I am very fortunate to participate in the very best programs and services that our region – and even our nation, has to offer. The efforts of many dynamic leaders, innovators and activists affect my life everyday. I consider myself an advocate for myself and for other people with disabilities. My disability is visible, and many people are likely to underestimate me and not see the person that I am. I have to challenge societies perception each and every day. We young adults have to advocate for ourselves in order to create our place in the world. I do not want to be too political but much more can be done when we have the right people to lead the way. I am very concerned about possible changes to Medicaid for people with disabilities and the proposal to limit the protections of the ADA. I have marched in Washington to protest these changes and I speak with elected officials in Harrisburg and in DC.
As somebody who uses a toby DynaVox communication device, let me describe how I communicate. I use Word Power on the DynaVox Maestro Series 5 software. I use single switch block scanning at a speed of 70. Word prediction and phrase prediction are my primary means of communication. I have 5 pages of social phrases that I can get to quickly. I also independently pre-program many topical phrases in anticipation of my communication need. If the person does not wait for me to answer, the topic moves on while I continue to compose my message because non-augmented communicators keep talking. And talking. And talking. Sometimes they even ask me another question while I am typing. The end results are that they often forget the original question, and I do not always have an equal opportunity to offer ideas and establish new topics. A problem related to interruptions is guessing. people cut me off by guessing my intended message. sometimes they were right and sometimes they were wrong but, either way, interruptions are a challenge to having a real conversation. As you might imagine, a lot of the issues were due to the relative slowness of my communication as an augmented communicator who uses single switch scanning. I also needed to think more about adapting my communication methods to better fit the fast moving, more open-ended social world of college life. At that time, I estimated that people now let me finish composing my message about 15% of the time.

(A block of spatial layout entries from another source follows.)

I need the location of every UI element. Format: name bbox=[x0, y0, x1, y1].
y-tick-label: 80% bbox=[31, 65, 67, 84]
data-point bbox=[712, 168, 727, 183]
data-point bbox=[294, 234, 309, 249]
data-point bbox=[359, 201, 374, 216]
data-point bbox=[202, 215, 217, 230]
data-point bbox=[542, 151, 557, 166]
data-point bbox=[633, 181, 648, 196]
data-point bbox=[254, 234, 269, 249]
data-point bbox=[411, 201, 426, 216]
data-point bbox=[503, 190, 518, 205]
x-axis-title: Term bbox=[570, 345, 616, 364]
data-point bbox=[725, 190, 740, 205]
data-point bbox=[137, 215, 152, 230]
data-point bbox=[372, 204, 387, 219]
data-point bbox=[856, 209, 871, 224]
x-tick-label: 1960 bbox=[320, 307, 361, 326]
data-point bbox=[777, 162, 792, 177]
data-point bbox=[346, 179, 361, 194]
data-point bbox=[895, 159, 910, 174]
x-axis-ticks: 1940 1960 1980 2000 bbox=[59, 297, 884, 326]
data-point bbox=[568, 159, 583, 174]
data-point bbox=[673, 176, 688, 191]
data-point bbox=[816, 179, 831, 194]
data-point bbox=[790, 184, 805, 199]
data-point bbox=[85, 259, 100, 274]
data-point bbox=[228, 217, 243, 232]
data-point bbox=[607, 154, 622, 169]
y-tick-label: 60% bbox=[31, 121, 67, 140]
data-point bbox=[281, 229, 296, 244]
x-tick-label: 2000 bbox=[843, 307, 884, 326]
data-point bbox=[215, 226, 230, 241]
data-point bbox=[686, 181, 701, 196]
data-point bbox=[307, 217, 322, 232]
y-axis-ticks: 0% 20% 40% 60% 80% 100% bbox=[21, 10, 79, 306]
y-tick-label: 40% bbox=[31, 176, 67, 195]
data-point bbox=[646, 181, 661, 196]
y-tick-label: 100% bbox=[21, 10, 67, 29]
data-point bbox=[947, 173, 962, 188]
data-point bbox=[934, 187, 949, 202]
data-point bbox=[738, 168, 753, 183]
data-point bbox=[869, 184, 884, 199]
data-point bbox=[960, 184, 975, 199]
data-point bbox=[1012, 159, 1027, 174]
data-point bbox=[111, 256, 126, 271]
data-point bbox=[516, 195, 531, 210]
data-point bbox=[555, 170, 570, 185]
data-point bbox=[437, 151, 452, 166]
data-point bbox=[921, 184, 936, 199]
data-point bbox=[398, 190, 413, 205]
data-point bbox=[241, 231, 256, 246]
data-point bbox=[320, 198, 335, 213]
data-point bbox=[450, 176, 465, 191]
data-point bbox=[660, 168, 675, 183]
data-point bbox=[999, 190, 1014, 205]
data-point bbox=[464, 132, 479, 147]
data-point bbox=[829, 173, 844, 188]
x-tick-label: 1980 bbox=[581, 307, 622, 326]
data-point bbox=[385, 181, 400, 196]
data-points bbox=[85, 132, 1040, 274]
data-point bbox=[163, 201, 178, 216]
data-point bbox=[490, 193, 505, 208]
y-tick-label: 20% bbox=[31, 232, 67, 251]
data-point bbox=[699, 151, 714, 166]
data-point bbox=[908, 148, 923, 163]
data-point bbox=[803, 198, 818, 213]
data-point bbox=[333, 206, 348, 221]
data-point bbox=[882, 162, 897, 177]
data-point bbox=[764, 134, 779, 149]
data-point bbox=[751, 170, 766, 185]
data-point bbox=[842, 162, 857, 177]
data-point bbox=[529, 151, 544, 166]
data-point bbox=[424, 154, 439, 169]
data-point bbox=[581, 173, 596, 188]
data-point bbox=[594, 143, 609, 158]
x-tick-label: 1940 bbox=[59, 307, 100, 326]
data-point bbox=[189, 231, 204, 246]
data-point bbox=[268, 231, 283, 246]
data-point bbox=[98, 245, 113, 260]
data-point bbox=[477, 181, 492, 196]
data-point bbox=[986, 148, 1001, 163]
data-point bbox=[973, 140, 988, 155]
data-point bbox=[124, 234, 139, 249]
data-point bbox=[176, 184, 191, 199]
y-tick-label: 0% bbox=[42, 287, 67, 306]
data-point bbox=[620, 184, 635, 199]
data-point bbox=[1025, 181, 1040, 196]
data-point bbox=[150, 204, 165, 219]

Now that I mainly communicate with adults in the workplace or other settings, I estimate that people wait for my messages at a higher percentage, probably around 70 percent. Within the course of a typical day on the college campus, I probably used my message, could you give me a few minutes to write something, about 40 times. By contrast, at home, I remind my parents to please wait only about 1 to 2 times per day. They have learned to wait over the years.
In summary, college life was hard. Although my academic skills translated easily, interactions were more frustrating. In college, People mingle on their own timelines. There is more freedom. For an augmented communicator, this meant I had to consciously seek out social opportunities and adapt to this new world. I find it easier now that I am out of college. People are more willing to wait for me to talk, although some brush me off. They are never doing it purposely. they have busy lives.
I am not going to get political, but we lost time that we took for granted. Time we will never get back, and that was the worst feeling, to never be able to go out besides in my van. I want people to remember that We cannot make up for lost time, but we can live our best moments right now.